Della Valle stated that Vodafone’s results had “not been good enough” and called for change in the organization. “My priorities are customers, simplicity, and growth,” she said. The focus will be on streamlining and simplifying its operations to regain competitiveness with a new approach.
Vodafone reported a 1.3% drop in its full-year earnings, amounting to £12.8 billion, which missed its own guidance. The company‘s performance was especially dismal in its largest market, Germany, as well as Spain and Italy. The business’s growth is expected to remain stagnant in the upcoming year, according to Della Valle.

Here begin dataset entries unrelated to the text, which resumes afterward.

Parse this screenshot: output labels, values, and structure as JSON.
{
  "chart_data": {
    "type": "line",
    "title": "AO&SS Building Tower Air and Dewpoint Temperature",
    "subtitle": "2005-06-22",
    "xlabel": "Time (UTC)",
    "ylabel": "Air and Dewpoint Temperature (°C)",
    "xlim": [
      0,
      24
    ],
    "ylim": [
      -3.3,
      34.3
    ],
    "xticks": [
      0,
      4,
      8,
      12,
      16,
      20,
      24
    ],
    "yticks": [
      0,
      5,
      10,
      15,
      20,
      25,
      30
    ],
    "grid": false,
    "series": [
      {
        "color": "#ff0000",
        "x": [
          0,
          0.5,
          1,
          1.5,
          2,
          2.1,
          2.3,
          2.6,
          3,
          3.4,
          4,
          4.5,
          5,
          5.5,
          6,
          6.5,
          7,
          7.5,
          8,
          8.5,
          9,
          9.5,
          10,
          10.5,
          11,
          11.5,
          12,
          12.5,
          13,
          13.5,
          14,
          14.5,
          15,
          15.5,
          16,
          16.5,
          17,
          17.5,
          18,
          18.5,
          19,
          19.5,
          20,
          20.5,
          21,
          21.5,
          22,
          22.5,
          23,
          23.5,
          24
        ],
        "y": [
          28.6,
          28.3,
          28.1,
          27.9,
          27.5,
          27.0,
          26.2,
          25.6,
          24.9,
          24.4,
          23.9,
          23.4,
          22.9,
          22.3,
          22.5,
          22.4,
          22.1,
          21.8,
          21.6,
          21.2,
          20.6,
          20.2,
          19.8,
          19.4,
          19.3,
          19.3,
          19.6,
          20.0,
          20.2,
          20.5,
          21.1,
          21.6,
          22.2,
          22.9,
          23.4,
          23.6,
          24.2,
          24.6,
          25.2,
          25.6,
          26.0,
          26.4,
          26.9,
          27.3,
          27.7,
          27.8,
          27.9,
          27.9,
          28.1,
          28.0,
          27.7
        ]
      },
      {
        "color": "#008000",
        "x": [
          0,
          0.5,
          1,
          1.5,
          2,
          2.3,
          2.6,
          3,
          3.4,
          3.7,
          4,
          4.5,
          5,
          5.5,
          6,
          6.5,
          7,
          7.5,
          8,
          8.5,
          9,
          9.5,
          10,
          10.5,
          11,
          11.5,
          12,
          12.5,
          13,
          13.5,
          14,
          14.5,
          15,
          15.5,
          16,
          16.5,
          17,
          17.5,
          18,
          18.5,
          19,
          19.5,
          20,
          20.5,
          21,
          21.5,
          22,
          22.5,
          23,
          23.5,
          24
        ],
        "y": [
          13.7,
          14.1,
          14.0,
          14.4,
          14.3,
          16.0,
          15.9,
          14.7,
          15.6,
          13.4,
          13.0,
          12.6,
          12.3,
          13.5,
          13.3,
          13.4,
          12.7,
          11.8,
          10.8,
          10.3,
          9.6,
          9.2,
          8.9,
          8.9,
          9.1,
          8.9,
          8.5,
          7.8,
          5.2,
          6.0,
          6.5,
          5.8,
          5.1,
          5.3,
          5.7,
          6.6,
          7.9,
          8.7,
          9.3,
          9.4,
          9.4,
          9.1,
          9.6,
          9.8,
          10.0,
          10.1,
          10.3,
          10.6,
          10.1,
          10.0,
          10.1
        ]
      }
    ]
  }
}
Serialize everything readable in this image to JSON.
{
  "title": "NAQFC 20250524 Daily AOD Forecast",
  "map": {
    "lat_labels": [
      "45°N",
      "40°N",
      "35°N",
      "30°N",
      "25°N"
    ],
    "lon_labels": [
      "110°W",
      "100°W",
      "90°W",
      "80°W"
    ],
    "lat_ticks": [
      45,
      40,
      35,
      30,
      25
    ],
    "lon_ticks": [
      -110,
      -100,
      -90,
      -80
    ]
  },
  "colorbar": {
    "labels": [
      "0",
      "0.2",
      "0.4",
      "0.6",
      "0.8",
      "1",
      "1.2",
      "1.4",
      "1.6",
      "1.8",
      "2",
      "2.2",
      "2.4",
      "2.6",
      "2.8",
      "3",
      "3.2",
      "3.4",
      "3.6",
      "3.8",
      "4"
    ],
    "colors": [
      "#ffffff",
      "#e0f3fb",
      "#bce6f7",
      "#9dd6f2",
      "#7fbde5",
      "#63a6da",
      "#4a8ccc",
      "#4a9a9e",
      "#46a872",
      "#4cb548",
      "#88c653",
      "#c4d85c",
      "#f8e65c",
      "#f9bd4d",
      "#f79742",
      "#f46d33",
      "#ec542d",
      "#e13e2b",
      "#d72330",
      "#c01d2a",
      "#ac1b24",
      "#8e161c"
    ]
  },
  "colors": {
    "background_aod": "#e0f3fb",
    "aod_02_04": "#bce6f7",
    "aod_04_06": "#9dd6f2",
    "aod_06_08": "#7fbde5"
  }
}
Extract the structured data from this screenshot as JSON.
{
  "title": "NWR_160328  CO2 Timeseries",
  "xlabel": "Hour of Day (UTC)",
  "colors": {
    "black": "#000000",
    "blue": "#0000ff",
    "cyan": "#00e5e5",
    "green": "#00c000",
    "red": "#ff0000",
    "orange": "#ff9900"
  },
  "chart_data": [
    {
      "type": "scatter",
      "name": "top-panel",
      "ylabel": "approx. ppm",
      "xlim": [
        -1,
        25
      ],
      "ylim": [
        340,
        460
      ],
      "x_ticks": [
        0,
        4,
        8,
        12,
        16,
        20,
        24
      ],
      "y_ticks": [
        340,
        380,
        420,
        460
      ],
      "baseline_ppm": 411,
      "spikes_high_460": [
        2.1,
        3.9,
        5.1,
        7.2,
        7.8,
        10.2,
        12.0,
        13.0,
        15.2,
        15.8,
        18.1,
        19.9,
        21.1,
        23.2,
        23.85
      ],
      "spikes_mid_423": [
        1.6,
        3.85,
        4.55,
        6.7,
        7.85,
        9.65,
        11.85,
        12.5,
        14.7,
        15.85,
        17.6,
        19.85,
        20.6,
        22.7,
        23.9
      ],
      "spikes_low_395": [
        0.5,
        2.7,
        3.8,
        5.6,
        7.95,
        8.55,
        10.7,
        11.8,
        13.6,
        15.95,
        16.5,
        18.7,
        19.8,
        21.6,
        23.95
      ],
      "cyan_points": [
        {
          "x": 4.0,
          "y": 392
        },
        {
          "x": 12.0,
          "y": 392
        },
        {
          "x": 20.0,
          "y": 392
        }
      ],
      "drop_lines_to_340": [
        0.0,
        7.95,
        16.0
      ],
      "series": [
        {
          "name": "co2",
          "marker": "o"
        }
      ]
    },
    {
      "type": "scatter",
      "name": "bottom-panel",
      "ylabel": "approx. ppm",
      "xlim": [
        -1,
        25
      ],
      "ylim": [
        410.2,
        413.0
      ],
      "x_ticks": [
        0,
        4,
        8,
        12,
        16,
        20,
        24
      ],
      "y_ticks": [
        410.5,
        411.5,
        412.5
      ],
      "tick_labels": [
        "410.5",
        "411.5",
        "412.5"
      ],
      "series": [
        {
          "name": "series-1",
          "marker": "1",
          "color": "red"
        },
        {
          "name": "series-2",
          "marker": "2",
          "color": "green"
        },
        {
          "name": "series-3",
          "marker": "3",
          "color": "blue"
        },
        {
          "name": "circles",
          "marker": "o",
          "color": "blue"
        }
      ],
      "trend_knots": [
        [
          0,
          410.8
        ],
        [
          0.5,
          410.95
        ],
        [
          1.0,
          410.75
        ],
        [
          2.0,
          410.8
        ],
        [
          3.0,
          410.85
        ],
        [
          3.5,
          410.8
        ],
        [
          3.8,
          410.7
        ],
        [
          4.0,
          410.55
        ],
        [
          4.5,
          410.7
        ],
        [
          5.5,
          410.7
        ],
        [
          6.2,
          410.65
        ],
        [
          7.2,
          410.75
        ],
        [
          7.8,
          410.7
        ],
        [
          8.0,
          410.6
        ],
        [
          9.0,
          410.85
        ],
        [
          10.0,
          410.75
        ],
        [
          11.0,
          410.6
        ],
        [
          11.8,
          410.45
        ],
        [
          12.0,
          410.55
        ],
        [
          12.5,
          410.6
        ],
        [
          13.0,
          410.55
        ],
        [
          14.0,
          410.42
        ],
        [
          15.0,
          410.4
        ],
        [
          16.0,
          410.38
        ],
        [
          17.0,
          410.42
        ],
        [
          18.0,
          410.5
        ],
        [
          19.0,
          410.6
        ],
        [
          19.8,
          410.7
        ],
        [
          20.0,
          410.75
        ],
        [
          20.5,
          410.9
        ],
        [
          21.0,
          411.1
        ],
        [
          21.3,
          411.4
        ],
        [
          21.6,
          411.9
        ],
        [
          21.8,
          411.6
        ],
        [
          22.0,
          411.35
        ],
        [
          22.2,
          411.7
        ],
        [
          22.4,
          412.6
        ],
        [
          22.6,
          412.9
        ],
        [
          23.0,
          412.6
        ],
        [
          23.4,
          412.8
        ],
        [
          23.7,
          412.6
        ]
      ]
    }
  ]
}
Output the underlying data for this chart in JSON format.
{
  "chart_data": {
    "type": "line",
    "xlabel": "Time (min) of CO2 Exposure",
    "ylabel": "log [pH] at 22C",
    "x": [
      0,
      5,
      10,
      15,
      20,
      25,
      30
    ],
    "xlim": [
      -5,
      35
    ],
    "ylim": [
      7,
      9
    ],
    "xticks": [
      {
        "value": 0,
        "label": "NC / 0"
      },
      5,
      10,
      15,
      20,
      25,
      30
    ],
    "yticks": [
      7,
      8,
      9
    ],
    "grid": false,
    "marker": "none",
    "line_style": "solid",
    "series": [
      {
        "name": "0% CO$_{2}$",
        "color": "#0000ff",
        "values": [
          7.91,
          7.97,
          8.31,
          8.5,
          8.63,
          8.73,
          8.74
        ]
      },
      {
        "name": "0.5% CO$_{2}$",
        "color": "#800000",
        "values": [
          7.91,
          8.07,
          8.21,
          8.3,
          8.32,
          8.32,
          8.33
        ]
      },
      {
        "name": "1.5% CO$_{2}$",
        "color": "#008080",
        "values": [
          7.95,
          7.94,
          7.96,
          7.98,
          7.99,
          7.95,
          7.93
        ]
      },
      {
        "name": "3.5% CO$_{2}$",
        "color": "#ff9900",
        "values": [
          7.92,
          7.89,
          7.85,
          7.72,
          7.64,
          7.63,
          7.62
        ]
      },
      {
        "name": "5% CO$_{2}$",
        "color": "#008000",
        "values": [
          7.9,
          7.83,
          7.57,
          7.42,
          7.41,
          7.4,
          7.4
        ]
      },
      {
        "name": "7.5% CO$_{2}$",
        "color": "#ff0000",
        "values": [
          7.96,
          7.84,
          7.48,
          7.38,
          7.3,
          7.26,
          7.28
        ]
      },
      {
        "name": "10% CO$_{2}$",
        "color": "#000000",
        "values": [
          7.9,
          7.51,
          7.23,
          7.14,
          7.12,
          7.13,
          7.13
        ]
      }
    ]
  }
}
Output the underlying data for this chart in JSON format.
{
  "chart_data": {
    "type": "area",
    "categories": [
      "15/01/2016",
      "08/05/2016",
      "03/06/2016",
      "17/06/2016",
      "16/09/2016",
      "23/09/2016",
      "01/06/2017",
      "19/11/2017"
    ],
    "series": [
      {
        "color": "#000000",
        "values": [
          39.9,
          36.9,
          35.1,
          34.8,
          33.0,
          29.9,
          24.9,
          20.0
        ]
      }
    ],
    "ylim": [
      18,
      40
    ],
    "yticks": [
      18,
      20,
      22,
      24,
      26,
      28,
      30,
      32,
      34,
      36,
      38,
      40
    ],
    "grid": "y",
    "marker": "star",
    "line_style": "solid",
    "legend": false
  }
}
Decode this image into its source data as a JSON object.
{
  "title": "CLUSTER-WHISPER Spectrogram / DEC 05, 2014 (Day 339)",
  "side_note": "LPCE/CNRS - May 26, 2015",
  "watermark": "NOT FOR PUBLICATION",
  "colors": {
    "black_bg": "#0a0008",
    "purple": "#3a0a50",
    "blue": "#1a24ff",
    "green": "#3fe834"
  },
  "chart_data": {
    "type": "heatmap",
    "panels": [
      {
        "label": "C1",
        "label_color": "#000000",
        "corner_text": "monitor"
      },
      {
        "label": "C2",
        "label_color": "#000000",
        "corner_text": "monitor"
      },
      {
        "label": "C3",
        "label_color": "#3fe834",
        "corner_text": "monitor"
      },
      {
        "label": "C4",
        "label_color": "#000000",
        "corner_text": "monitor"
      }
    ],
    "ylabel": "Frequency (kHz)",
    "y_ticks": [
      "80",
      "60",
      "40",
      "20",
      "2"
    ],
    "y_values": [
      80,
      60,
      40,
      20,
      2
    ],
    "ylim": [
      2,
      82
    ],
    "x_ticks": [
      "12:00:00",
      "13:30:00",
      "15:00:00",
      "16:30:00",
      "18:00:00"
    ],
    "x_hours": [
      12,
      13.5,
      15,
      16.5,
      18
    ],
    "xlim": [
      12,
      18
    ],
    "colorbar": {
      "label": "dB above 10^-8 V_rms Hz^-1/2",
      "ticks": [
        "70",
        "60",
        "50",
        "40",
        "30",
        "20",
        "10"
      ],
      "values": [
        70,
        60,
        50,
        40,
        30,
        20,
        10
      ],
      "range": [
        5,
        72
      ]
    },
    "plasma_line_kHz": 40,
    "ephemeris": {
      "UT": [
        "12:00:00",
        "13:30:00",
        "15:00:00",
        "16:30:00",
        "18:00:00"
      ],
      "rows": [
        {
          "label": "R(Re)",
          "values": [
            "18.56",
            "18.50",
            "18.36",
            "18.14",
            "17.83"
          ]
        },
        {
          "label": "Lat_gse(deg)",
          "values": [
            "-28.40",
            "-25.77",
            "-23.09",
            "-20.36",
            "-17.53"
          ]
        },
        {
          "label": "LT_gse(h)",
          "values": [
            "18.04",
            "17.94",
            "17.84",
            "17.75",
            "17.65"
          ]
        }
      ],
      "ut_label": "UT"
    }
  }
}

These job cuts come as no surprise as the company had already been working towards a €1 billion cost-saving plan under previous CEO Nick Read. The plan focused on driving efficiencies, improving products, and digitizing services, which would naturally lead to some job losses. Since then, Vodafone has already made job cuts in markets such as Germany and the UK.
Della Valle replaced Read as interim CEO in December last year after investors expressed concerns over the company’s declining share price. Her position was made permanent in the following month, as she convinced the investors that she was prepared to make the necessary changes to improve the business.
Kester Mann, an industry analyst for CCS Insight, commented, “It’s a long road back for Vodafone after years on the slide. But the vision of a leaner, simpler, and more efficient organization is the right one, and the move to axe thousands of jobs shows Della Valle is not afraid to make difficult decisions.”
In the context of a potential merger between Vodafone UK and Three UK, Della Valle shared that discussions were still ongoing and no decision had been made yet. Such a merger would be of interest to investors but could face scrutiny from regulators.
In addition to Vodafone’s strategic plan, other news includes the sale of Wind Tre’s majority stake in its network assets to EQT, a roaming agreement between Rakuten Mobile and KDDI, and the CMA’s approval of Viasat’s acquisition of Inmarsat. These developments are expected to shape the UK telecoms market in the coming years, and industry stakeholders will continue to discuss and analyze their potential impact at events such as the 2023 Connected Britain conference.